In court (in Act Three), Mary Warren tells Danforth that Abigail has been lying about everything. When he questions Abigail, she claims that Mary has changed into a sort of ghost and is attacking her. There is no evidence other than what Abigail is saying. So, Abby is either telling the truth or lying. Considering that Mary is still there, shouting to stop making these false claims, the court is left to believe either Mary or Abby. However, after being accused by more than just Abby, Mary gets scared and also withdraws from supporting John Proctor. She even gets to the point of saying to him, "You're the Devil's man!" Shortly after, she says to Abby, "I'll never hurt you more!" Mary is so distraught, she just wants to be done with the whole thing. She was badgered and coerced into these claims. A good attorney would have exposed this in court and then the judging parties (or judge) would have to look more skeptically all of the accusations. So, even when someone (such as Mary, a scared impressionable girl) seemingly admits to anything, such an admission is done under duress and extreme social pressure. In this sense, Mary felt forced (by the adults and her peers) to turn on Proctor.
In each case, there is no physical evidence of witchcraft.

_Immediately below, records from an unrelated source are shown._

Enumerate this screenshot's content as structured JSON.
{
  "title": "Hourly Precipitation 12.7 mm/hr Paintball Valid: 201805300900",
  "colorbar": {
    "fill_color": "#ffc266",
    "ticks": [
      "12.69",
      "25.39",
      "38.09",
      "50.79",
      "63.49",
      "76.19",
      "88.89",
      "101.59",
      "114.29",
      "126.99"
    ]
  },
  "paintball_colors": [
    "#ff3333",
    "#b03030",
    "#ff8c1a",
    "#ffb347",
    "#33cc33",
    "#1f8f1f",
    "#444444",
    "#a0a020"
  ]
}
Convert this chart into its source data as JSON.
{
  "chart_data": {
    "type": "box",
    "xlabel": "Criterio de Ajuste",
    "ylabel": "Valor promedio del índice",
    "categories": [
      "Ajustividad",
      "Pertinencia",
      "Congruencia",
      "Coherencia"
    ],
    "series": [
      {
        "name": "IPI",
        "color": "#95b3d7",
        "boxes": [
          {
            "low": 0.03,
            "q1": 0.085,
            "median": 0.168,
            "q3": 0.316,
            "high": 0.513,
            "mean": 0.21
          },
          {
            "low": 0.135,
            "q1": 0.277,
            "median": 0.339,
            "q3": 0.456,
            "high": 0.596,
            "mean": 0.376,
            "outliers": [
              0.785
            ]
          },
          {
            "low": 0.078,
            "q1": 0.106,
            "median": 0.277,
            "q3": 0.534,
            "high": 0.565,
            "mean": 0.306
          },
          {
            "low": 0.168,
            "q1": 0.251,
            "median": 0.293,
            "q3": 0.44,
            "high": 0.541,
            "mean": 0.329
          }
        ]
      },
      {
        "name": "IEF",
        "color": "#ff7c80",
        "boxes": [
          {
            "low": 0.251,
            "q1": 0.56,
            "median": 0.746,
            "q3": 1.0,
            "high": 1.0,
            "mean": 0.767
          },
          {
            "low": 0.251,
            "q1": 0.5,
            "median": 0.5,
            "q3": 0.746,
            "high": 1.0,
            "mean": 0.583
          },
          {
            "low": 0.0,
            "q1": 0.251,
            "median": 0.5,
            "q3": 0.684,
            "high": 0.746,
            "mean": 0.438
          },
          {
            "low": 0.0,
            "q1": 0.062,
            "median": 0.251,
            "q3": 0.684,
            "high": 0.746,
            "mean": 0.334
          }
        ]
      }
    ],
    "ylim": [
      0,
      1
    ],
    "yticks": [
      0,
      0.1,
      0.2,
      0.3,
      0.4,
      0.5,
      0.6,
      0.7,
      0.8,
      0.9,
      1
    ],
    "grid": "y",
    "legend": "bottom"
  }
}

The only evidence is what someone said. In addition, we should be skeptical of Abigail's claims about John and Elizabeth because she (Abigail) has a motive for wanting to hurt them or get them into trouble. John and Abby had been having an affair. John, realizing the error of his ways, ends the affair. Abby wants it to continue. When John refuses, she begins to exact her revenge. This fact alone (Abby's motive) should raise real doubts about Abby's accusations.
Going along with discrediting Mary Warren:
The interrogator should be able to get her to admit to having given the poppet to Elizabeth, thus establishing some collusion of Elizabeth with Abigail who later claims to have been stuck with a pin, a pin akin to the one that Elizabeth Proctor has in the doll given to her by Mary.